A gigabyte of image generation
The headline number is striking. The 1-bit variant compresses the diffusion transformer to 0.93 GB, an 8.3x reduction from the full-precision model. The ternary variant compresses it to 1.21 GB, a 6.4x reduction from the full-precision transformer. For context, the original FLUX.2 Klein 4B that Bonsai is built on requires a 7.75 GB diffusion transformer alone.
The two variants are designed for different priorities:
- 1-bit Bonsai Image 4B uses binary weights
{-1, +1}with an FP16 group-wise scaling factor, giving 1.125 effective bits per weight. It is the maximum-compression option, built for the tightest memory budgets. - Ternary Bonsai Image 4B uses weights
{-1, 0, +1}with FP16 group-wise scaling, giving 1.71 effective bits per weight. The extra zero state adds representational flexibility, recovering visual quality and prompt fidelity at the cost of a slightly larger footprint.
How it actually works
Quantization, the process of replacing high-precision floating-point weights with lower-precision representations, is not new. INT8 and INT4 quantization are standard tools. But 1-bit quantization is an entirely different level of aggression: every weight in the transformer is reduced to just two possible values. Instead of preserving exact precision, the model preserves structure. And surprisingly, diffusion transformers seem capable of surviving that tradeoff much better than people expected.

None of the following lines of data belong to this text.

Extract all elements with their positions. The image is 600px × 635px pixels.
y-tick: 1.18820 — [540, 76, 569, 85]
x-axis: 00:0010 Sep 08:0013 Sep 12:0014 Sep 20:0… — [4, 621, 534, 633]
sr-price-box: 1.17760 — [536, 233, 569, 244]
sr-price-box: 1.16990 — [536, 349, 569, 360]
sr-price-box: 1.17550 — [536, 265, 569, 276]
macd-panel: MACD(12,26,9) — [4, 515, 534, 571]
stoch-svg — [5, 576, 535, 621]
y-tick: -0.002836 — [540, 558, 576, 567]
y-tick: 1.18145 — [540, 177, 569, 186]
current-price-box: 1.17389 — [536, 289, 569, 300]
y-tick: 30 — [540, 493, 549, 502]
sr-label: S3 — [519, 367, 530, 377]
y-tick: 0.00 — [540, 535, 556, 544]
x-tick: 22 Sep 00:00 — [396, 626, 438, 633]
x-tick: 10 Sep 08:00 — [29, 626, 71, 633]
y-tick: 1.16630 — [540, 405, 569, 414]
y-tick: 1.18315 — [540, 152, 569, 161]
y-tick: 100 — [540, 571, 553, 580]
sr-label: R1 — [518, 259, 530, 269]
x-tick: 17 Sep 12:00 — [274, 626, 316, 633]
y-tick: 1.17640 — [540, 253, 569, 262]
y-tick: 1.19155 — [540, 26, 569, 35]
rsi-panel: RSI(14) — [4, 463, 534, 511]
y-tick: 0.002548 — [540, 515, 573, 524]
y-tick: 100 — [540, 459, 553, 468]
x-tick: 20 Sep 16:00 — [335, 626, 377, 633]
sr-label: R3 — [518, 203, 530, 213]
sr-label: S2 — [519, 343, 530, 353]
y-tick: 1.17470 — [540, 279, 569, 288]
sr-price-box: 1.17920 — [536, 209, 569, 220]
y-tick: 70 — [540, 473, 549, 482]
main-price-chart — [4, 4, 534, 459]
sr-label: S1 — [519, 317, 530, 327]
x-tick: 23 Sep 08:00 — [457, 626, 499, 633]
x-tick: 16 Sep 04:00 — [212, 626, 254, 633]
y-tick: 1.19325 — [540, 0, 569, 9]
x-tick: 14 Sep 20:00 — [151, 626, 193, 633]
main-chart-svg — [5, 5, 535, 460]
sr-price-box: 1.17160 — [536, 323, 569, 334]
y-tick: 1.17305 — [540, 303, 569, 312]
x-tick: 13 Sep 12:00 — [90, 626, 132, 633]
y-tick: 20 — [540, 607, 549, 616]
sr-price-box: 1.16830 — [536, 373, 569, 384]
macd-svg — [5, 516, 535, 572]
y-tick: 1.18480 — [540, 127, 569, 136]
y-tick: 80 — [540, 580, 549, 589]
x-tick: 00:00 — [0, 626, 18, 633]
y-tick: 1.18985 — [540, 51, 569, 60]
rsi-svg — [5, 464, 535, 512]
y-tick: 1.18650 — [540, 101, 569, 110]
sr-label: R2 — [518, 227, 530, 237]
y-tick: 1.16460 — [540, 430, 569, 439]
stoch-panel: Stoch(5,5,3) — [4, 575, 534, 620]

Bonsai Image 4B is built from the FLUX.2 Klein 4B. It keeps the architecture intact but changes how the transformer weights are represented. By moving those weights into binary and ternary form, Bonsai reduces the part of the image pipeline that matters most for local deployment. Critically, a small set of precision-sensitive supporting tensors (~5%), called the projection layers, remains in FP16, so the final 1-bit Bonsai Image 4B transformer is 0.93 GB: an 8.3x reduction from the 7.75 GB full-precision FLUX.2 Klein 4B.